For biomedical applications, quantum dots can be used in imaging technology that allows scientists to track the movement of drugs through the body or a single cell. Their small size and bright glow make them easy to spot as they are metabolized.

In 1979, Ekimov was researching what gave stained glass its unique color, and why changing the temperature during the glass-blowing process resulted in different colors of the same material. He found that some materials changed color based on their size; they were quantum dots! Independent of this observation, Brus found the same occurrence happening in a different material in 1982. Both concluded that the nanocrystals were so small that they behaved differently than expected, called the quantum size effect.

In 1993, Bawendi created a new way to synthesize the quantum dots that involved the sudden injection of an ingredient of quantum dots into a boiling solution. By controlling the temperature of the solution, Bawendi could control the size of the nanoparticles. This new method greatly decreased the effort needed to synthesize quantum dots and increased the yield.

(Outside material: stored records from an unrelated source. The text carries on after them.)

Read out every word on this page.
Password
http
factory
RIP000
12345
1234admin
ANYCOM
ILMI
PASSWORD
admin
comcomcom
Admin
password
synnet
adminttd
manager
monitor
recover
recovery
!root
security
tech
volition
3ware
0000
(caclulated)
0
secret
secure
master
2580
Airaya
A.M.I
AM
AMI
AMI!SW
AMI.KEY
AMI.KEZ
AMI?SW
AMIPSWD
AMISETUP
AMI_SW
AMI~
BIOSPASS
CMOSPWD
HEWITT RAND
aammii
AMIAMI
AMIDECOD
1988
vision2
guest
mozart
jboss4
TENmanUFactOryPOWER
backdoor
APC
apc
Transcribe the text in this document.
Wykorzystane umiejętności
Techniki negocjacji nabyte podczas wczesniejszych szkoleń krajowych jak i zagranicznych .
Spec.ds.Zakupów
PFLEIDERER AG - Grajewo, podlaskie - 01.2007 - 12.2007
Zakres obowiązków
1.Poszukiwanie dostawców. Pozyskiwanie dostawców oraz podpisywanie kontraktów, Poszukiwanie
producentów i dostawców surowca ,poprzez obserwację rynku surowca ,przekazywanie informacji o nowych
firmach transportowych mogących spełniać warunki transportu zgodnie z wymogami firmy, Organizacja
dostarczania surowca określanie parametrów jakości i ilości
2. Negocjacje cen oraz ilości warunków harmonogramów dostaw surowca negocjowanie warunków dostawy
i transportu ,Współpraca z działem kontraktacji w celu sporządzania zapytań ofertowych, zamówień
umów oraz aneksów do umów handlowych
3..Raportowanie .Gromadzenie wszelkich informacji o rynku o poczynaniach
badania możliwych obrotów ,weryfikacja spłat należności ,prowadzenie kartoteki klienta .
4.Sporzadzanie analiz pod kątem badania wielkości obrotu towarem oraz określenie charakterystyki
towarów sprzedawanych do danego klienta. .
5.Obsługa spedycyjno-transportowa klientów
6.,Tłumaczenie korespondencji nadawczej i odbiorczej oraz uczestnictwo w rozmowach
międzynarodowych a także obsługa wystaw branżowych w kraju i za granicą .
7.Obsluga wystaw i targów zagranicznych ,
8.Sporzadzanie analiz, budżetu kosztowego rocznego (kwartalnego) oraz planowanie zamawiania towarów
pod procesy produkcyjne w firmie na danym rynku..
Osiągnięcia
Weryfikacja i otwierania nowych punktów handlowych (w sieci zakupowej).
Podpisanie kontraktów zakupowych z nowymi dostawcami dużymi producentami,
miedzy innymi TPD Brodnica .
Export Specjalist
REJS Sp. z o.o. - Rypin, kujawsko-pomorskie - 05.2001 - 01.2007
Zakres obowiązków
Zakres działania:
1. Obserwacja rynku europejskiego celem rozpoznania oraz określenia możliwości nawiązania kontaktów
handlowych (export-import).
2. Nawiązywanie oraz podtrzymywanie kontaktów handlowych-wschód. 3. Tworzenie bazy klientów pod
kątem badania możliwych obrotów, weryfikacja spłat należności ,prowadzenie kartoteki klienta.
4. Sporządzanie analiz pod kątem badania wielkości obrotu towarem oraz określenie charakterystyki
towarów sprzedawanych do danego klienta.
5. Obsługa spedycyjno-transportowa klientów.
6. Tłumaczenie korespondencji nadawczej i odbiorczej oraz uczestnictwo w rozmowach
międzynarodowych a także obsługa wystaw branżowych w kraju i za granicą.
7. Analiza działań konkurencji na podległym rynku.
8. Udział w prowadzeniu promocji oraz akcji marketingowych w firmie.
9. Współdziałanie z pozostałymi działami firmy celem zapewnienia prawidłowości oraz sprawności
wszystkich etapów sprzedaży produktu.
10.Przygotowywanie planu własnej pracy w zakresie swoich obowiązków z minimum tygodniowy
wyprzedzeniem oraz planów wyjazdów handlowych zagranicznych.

Nanoparticle research is a burgeoning and promising field of chemistry because of the wide range of applications and how much is still yet to be discovered. Quantum dots are just the tip of the nanoparticle iceberg, with more being learned about them daily. Their small size allows scientists to push the envelope of innovation and research and advance many other branches of science. The 2023 Nobel Prize in chemistry displays the importance of continued work in nanoparticles.